Her cheeks burned even hotter.
She must have been embarrassed because she’d treated him so poorly. Or because she’d changed her mind about him. Or because he’d proven her wrong.
She snuck a peek at her sister. Helen said nothing, her eyes on the window.
But the secretive mirth on her sister’s face seemed to say she already knew everything.
Even the parts Cassandra refused to think.
The fever was not supposed to persist this long. Lord David had suspected as much, but when Josiah brought Dr. Rush to see him again, he confirmed the suspicion. “You may have a second illness,” the doctor informed him.
How lucky.
“Hopefully not yellow fever.”
Or perhaps not.
“I want you up and walking as soon as possible,” Dr. Rush said. “I know it sounds singular, but in my experience, it consistently leads to an easy progress of the disease. For now, we had better bleed you.”
Hadn’t he been bled yesterday?
“Fine.” It was all he could do to focus on the man, but he recognized his look. It was the look of someone losing a battle. If Lord David had any strength left, he should have been frightened that he was the one about to be lost.
He barely flinched when the doctor sliced his arm. Was this the second or third time he’d been let with this fever? Or more? He couldn’t be certain anymore. Even the days and the nights blended together.
The only thing he had to mark time were visits from Cassandra Crofton. Westing had recovered, but she still came to check on him and make sure he
was receiving proper care.
She’d just been there that morning. Afternoon. Yesterday? He wasn’t sure, but he didn’t think he had anything to look forward to.
The next time he opened his eyes, his elbow was bandaged, and Cassandra was sitting in the chair beside his bed. He needed her kindness today more than ever.
A gentleman’s daughter ought to have something to keep her hands busy, needlework or some such, because Cassandra’s were wringing one another in her lap.
“How do you feel?” she asked.
“Excellent. Clearly the Philadelphia climate agrees with me.”
She offered a weak smile, then gestured at his hand. “The sores are progressing.”
The sores were even more revolting than they’d seemed on other people, but at least there were fewer of them then there would have been otherwise.
“Would you care for a damp rag? Cool water? Cider?”
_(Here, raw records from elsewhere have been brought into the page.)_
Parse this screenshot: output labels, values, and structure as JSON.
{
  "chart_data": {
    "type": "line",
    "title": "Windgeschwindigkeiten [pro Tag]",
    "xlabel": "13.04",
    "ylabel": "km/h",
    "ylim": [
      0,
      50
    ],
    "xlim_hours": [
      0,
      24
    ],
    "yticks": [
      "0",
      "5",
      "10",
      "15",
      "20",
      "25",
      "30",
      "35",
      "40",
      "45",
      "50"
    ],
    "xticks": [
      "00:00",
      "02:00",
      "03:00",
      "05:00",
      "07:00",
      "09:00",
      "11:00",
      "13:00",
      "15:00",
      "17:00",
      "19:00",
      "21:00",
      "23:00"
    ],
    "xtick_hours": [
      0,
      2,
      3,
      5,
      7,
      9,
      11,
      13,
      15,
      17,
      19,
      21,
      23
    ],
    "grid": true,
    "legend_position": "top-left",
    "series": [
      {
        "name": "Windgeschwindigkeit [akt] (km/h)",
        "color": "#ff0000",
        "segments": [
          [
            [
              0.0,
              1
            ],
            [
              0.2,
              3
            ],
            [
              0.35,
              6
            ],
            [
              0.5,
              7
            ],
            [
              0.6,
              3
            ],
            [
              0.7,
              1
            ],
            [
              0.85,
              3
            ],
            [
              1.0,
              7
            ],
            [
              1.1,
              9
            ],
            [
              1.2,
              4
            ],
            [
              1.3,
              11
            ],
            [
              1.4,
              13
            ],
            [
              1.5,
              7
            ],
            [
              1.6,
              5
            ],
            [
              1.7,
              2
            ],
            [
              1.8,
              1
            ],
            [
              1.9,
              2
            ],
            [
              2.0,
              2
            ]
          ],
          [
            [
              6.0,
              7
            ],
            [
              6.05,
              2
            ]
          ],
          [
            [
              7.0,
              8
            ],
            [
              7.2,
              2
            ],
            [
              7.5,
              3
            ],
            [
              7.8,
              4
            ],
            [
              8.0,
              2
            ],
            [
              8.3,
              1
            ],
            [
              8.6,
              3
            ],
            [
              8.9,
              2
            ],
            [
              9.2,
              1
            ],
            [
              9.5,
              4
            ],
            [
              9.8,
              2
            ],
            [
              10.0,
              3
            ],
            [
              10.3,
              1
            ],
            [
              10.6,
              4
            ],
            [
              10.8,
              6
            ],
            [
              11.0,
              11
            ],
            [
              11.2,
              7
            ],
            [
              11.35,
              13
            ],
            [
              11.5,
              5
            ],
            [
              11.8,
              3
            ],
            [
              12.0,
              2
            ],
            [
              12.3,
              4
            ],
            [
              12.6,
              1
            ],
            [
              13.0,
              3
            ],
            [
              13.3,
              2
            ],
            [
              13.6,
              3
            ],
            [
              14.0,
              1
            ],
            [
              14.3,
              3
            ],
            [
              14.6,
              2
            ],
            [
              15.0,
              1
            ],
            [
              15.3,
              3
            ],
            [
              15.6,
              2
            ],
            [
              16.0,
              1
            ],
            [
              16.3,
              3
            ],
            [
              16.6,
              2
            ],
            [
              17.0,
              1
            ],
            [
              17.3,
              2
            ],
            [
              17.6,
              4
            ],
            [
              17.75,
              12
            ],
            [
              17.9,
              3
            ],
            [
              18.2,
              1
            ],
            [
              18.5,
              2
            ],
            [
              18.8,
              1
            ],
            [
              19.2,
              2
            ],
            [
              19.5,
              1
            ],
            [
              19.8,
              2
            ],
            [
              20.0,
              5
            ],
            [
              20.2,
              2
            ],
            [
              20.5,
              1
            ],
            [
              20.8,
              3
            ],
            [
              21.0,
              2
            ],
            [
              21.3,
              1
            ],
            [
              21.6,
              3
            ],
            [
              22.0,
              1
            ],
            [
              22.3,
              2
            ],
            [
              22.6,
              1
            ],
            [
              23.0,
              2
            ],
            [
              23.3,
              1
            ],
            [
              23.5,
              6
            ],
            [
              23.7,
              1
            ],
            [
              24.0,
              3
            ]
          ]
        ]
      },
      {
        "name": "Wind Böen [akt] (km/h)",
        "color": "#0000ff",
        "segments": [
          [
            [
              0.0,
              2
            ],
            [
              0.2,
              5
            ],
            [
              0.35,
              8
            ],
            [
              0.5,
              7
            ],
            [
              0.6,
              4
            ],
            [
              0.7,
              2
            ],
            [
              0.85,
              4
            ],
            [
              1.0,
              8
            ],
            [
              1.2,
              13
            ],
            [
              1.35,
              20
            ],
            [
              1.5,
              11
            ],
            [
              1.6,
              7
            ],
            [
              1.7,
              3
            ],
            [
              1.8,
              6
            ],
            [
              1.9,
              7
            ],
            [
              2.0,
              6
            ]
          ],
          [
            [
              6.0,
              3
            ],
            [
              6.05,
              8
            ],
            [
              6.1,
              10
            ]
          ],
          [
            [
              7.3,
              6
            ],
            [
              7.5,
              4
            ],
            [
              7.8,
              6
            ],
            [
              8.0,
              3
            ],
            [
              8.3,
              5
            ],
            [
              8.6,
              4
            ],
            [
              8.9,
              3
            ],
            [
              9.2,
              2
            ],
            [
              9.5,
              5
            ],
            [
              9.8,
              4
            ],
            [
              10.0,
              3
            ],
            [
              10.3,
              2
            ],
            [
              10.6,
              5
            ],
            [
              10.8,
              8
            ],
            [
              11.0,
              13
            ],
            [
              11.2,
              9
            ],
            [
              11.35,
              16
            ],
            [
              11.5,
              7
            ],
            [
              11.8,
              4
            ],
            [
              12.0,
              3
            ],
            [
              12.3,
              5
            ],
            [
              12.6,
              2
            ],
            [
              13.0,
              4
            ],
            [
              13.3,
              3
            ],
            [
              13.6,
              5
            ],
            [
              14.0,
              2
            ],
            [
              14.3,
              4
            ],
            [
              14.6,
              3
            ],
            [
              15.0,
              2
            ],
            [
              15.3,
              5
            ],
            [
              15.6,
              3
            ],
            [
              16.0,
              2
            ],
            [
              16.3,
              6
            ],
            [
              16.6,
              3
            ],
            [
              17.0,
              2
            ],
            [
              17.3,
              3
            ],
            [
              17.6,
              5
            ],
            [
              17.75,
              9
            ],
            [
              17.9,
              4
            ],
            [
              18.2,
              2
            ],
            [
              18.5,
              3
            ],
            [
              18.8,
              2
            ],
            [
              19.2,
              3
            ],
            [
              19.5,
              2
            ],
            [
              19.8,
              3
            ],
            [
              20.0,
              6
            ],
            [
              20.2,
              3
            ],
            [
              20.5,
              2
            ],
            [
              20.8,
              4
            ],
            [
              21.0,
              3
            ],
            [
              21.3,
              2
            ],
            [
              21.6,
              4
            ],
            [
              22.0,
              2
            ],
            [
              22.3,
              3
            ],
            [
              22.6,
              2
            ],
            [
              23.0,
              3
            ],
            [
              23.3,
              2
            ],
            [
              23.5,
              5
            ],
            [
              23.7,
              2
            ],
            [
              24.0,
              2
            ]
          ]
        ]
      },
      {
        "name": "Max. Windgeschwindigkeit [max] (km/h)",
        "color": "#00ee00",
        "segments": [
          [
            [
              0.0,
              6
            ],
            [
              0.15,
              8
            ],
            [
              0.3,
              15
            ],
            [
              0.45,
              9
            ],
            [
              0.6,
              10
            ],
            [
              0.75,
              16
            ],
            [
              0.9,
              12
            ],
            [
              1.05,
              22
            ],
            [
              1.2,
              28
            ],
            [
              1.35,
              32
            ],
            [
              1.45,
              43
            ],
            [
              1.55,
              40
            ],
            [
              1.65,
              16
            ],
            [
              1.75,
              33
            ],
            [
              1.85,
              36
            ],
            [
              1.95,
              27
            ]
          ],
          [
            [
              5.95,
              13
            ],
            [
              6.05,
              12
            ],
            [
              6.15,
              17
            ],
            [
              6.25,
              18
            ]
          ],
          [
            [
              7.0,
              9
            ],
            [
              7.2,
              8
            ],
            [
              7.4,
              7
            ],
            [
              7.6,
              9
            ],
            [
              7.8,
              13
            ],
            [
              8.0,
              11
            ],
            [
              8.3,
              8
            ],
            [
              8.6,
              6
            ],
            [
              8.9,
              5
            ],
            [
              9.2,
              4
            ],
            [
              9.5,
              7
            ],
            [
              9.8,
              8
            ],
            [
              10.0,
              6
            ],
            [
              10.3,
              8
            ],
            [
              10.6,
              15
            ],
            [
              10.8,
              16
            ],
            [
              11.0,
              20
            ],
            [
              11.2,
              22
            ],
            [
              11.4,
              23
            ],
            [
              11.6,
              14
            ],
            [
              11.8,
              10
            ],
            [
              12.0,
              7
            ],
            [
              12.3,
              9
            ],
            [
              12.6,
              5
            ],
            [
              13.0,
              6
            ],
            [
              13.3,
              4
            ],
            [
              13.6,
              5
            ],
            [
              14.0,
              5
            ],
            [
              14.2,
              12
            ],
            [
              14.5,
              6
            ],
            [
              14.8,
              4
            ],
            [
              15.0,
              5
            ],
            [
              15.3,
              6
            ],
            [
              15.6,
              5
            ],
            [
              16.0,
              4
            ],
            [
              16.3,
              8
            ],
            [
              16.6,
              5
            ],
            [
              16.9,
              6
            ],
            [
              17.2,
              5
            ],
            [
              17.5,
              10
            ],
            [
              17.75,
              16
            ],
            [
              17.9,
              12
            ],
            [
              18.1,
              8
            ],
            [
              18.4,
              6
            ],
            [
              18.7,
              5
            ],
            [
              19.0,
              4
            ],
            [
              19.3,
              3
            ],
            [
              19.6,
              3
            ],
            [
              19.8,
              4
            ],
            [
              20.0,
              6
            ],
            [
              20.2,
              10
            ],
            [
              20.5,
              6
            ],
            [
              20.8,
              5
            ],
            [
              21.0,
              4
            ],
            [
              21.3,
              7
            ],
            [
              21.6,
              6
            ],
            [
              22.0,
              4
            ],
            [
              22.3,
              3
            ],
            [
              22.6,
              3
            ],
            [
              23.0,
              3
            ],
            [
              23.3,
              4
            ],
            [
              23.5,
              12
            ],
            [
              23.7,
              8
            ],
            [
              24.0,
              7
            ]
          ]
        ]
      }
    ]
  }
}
Lord David turned his head away, the most he could move.
Cassandra took his hand, which she rarely did. “Come along, Uncle Josiah tells me Dr. Rush wants you walking.”
He swatted her hand away.
“Lord David, don’t be a child.”
“I’m not being a child.”
“Oh? Because it certainly looks as though you’re behaving like a spoiled child. Or perhaps that’s because you were one?”
Her tone held teasing, but her words held a toxin. He’d never wanted for anything materially, true, but he had been far from coddled.
“I’ve already had two children die in my arms this week.” Now her voice was solid metal. “I’ll not lose another.”
He was not a child. He turned back to her.
“Get up,” she commanded him.
There was no kindness in her eyes today. No respect either.
He knew that expression. More than sympathy, more than pain, somehow sadder than the one he’d seen from Dr. Rush and Westing and Josiah, but she’d never looked at him this way. In the hours she’d spent here, she’d talked with him and laughed with him and read to him, but she’d never looked at him this way. In the weeks — no, months — he’d known her, she had been rude and haughty and snide — and kind — but she’d never looked at him this way.